Join the Philosophy Club for Presentation on How to Solve the Problem of Evil: A Deontological Strategy
Posted 03/13/2018Submitted by Brian SkellyCategory: Campus Announcements, Student Announcements
(Deontology: Moral philosophy based on principles of duty rather than on utility)
Come join us at this week’s Philosophy Club meeting Thursday, March 15th from 12:15 to 1:45 in 421 Auerbach Hall as Philosophy doctoral candidate Justin Mooney of the University of Massachusetts, Amherst, presents "How to Solve the Problem of Evil: A Deontological Strategy”. Here is the layout of Justin’s presentation.
I. A paradigmatic argument from evil against theism:
(E1) If God exists, then there is no gratuitous evil.
(E2) There is gratuitous evil. So,
(E3) God does not exist.
II. The Restriction Strategy
Deontological resource. Agent-centered restrictions: moral restrictions that forbid certain kinds of actions even when only an action of that kind would bring about the best state of affairs one can bring about
Strategy. Due to an agent centered restriction, God is not permitted to prevent the gratuitous evils that occur, so E1 is false.

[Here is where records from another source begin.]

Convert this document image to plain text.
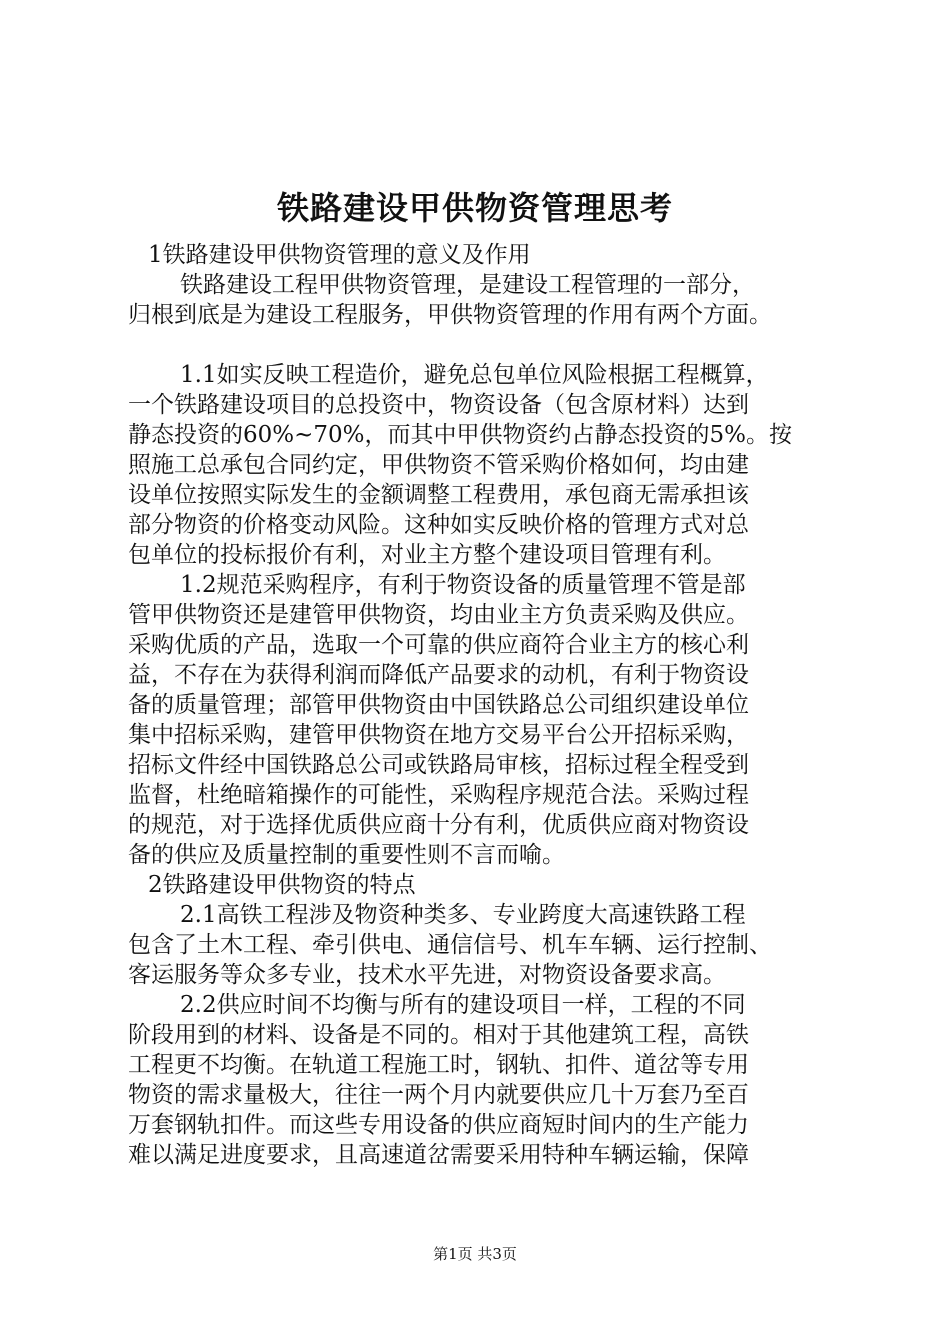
铁路建设甲供物资管理思考
1铁路建设甲供物资管理的意义及作用
铁路建设工程甲供物资管理，是建设工程管理的一部分，
归根到底是为建设工程服务，甲供物资管理的作用有两个方面。
1.1如实反映工程造价，避免总包单位风险根据工程概算，
一个铁路建设项目的总投资中，物资设备（包含原材料）达到
静态投资的60%~70%，而其中甲供物资约占静态投资的5%。按
照施工总承包合同约定，甲供物资不管采购价格如何，均由建
设单位按照实际发生的金额调整工程费用，承包商无需承担该
部分物资的价格变动风险。这种如实反映价格的管理方式对总
包单位的投标报价有利，对业主方整个建设项目管理有利。
1.2规范采购程序，有利于物资设备的质量管理不管是部
管甲供物资还是建管甲供物资，均由业主方负责采购及供应。
采购优质的产品，选取一个可靠的供应商符合业主方的核心利
益，不存在为获得利润而降低产品要求的动机，有利于物资设
备的质量管理；部管甲供物资由中国铁路总公司组织建设单位
集中招标采购，建管甲供物资在地方交易平台公开招标采购，
招标文件经中国铁路总公司或铁路局审核，招标过程全程受到
监督，杜绝暗箱操作的可能性，采购程序规范合法。采购过程
的规范，对于选择优质供应商十分有利，优质供应商对物资设
备的供应及质量控制的重要性则不言而喻。
2铁路建设甲供物资的特点
2.1高铁工程涉及物资种类多、专业跨度大高速铁路工程
包含了土木工程、牵引供电、通信信号、机车车辆、运行控制、
客运服务等众多专业，技术水平先进，对物资设备要求高。
2.2供应时间不均衡与所有的建设项目一样，工程的不同
阶段用到的材料、设备是不同的。相对于其他建筑工程，高铁
工程更不均衡。在轨道工程施工时，钢轨、扣件、道岔等专用
物资的需求量极大，往往一两个月内就要供应几十万套乃至百
万套钢轨扣件。而这些专用设备的供应商短时间内的生产能力
难以满足进度要求，且高速道岔需要采用特种车辆运输，保障
第1页 共3页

iii. Problem. Overriding restrictions on preventing horrendous evils.
III. The Prerogative Strategy
Deontological resource. Agent-centered prerogatives: moral permissions to perform actions that will bring about less than the best state of affairs one can bring about.

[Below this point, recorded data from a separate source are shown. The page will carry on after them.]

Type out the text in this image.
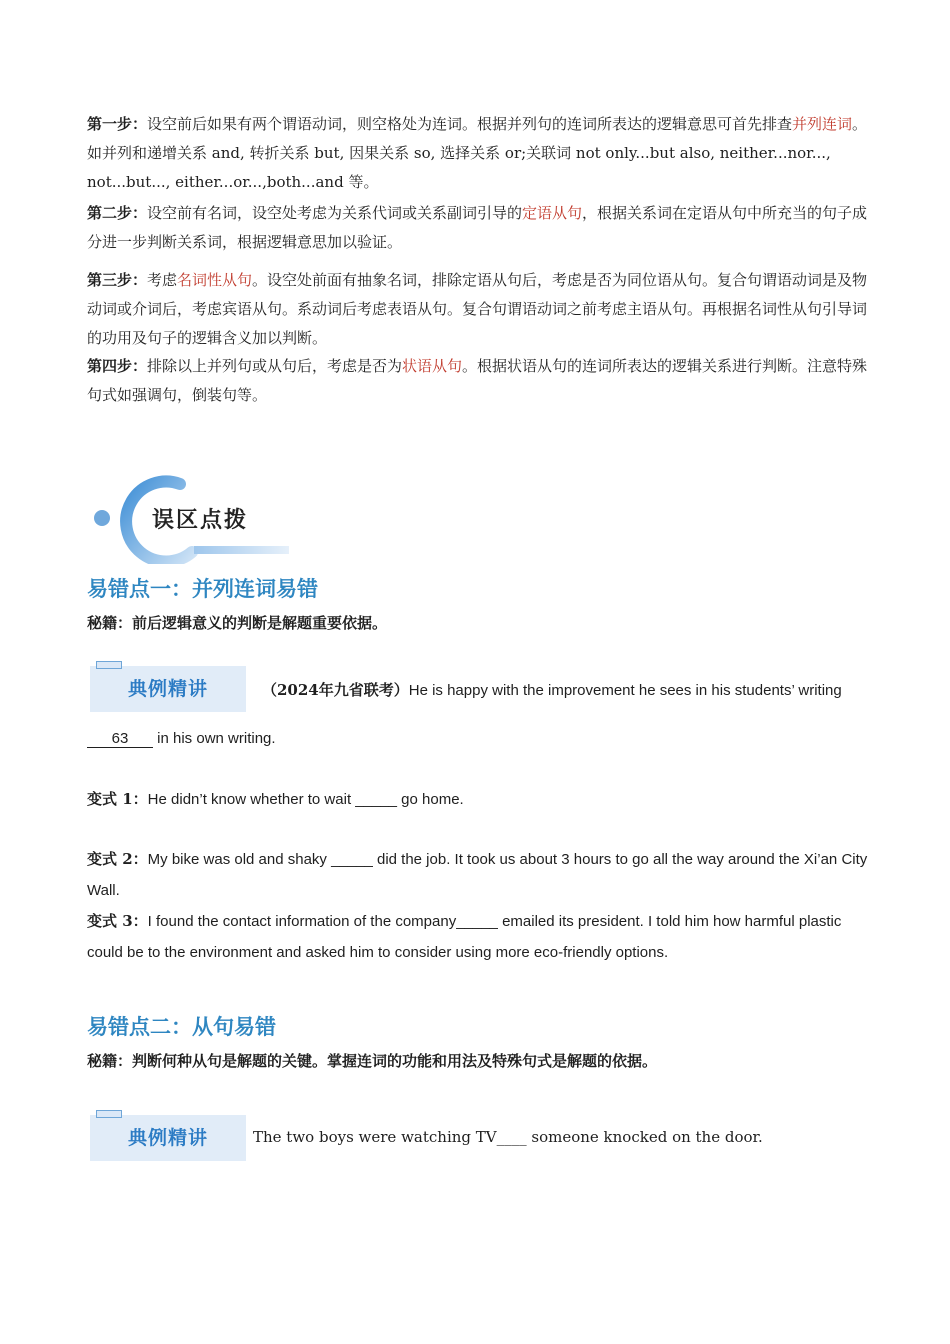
第一步：设空前后如果有两个谓语动词，则空格处为连词。根据并列句的连词所表达的逻辑意思可首先排查并列连词。如并列和递增关系 and, 转折关系 but, 因果关系 so, 选择关系 or;关联词 not only...but also, neither...nor..., not...but..., either...or...,both...and 等。

第二步：设空前有名词，设空处考虑为关系代词或关系副词引导的定语从句，根据关系词在定语从句中所充当的句子成分进一步判断关系词，根据逻辑意思加以验证。

第三步：考虑名词性从句。设空处前面有抽象名词，排除定语从句后，考虑是否为同位语从句。复合句谓语动词是及物动词或介词后，考虑宾语从句。系动词后考虑表语从句。复合句谓语动词之前考虑主语从句。再根据名词性从句引导词的功用及句子的逻辑含义加以判断。

第四步：排除以上并列句或从句后，考虑是否为状语从句。根据状语从句的连词所表达的逻辑关系进行判断。注意特殊句式如强调句，倒装句等。

误区点拨

易错点一：并列连词易错

秘籍：前后逻辑意义的判断是解题重要依据。

典例精讲	（2024年九省联考）He is happy with the improvement he sees in his students’ writing

63 in his own writing.

变式 1：He didn’t know whether to wait _____ go home.

变式 2：My bike was old and shaky _____ did the job. It took us about 3 hours to go all the way around the Xi’an City Wall.

变式 3：I found the contact information of the company_____ emailed its president. I told him how harmful plastic could be to the environment and asked him to consider using more eco-friendly options.

易错点二：从句易错

秘籍：判断何种从句是解题的关键。掌握连词的功能和用法及特殊句式是解题的依据。

典例精讲	The two boys were watching TV____ someone knocked on the door.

Strategy. Due to an agent-centered prerogative, God is not obligated to prevent the gratuitous evils that occur, so E1 is false.

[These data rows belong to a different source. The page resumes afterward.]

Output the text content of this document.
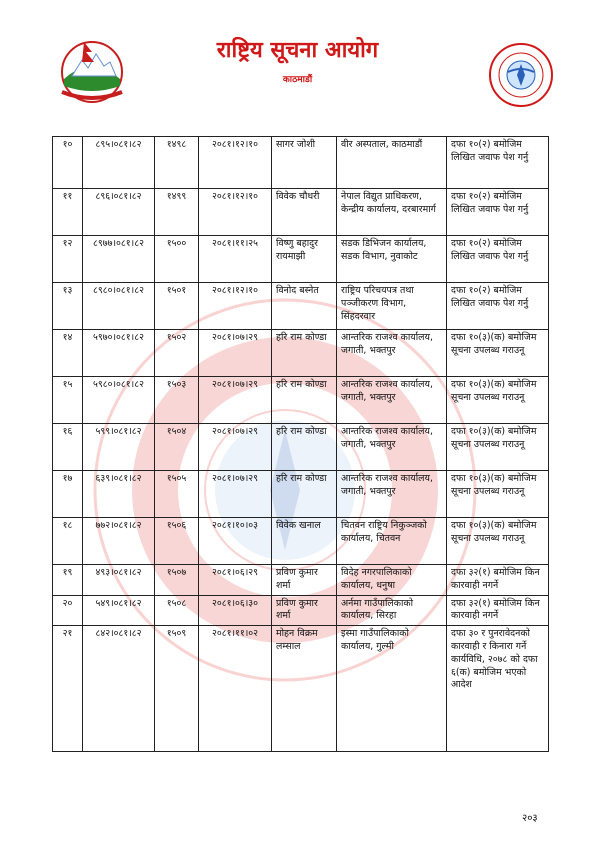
राष्ट्रिय सूचना आयोग
काठमाडौं
१०	८९५।०८१।८२	१४९८	२०८१।१२।१०	सागर जोशी	वीर अस्पताल, काठमाडौं	दफा १०(२) बमोजिम लिखित जवाफ पेश गर्नु
११	८९६।०८१।८२	१४९९	२०८१।१२।१०	विवेक चौधरी	नेपाल विद्युत प्राधिकरण, केन्द्रीय कार्यालय, दरबारमार्ग	दफा १०(२) बमोजिम लिखित जवाफ पेश गर्नु
१२	८९७७।०८१।८२	१५००	२०८१।११।२५	विष्णु बहादुर रायमाझी	सडक डिभिजन कार्यालय, सडक विभाग, नुवाकोट	दफा १०(२) बमोजिम लिखित जवाफ पेश गर्नु
१३	८९८०।०८१।८२	१५०१	२०८१।१२।१०	विनोद बस्नेत	राष्ट्रिय परिचयपत्र तथा पञ्जीकरण विभाग, सिंहदरवार	दफा १०(२) बमोजिम लिखित जवाफ पेश गर्नु
१४	५९७०।०८१।८२	१५०२	२०८१।०७।२९	हरि राम कोण्डा	आन्तरिक राजश्व कार्यालय, जगाती, भक्तपुर	दफा १०(३)(क) बमोजिम सूचना उपलब्ध गराउनू
१५	५९८०।०८१।८२	१५०३	२०८१।०७।२९	हरि राम कोण्डा	आन्तरिक राजश्व कार्यालय, जगाती, भक्तपुर	दफा १०(३)(क) बमोजिम सूचना उपलब्ध गराउनू
१६	५९९।०८१।८२	१५०४	२०८१।०७।२९	हरि राम कोण्डा	आन्तरिक राजश्व कार्यालय, जगाती, भक्तपुर	दफा १०(३)(क) बमोजिम सूचना उपलब्ध गराउनू
१७	६३९।०८१।८२	१५०५	२०८१।०७।२९	हरि राम कोण्डा	आन्तरिक राजश्व कार्यालय, जगाती, भक्तपुर	दफा १०(३)(क) बमोजिम सूचना उपलब्ध गराउनू
१८	७७२।०८१।८२	१५०६	२०८१।१०।०३	विवेक खनाल	चितवन राष्ट्रिय निकुञ्जको कार्यालय, चितवन	दफा १०(३)(क) बमोजिम सूचना उपलब्ध गराउनू
१९	४९३।०८१।८२	१५०७	२०८१।०६।२९	प्रविण कुमार शर्मा	विदेह नगरपालिकाको कार्यालय, धनुषा	दफा ३२(१) बमोजिम किन कारवाही नगर्ने
२०	५४९।०८१।८२	१५०८	२०८१।०६।३०	प्रविण कुमार शर्मा	अर्नमा गाउँपालिकाको कार्यालय, सिरहा	दफा ३२(१) बमोजिम किन कारवाही नगर्ने
२१	८४२।०८१।८२	१५०९	२०८१।११।०२	मोहन विक्रम लम्साल	इस्मा गाउँपालिकाको कार्यालय, गुल्मी	दफा ३० र पुनरावेदनको कारवाही र किनारा गर्ने कार्यविधि, २०७८ को दफा ६(क) बमोजिम भएको आदेश
२०३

Strategy. Combine the Restriction and Prerogative Strategies.
Problems solved. (1) Restriction Strategy’s problem is solved because Prerogative strategy removes overriding obligations to prevent horrendous evils; (2) Prerogative Strategy’s problem is solved because Restriction Strategy requires God not to protect us from suffering even if God is motivated to.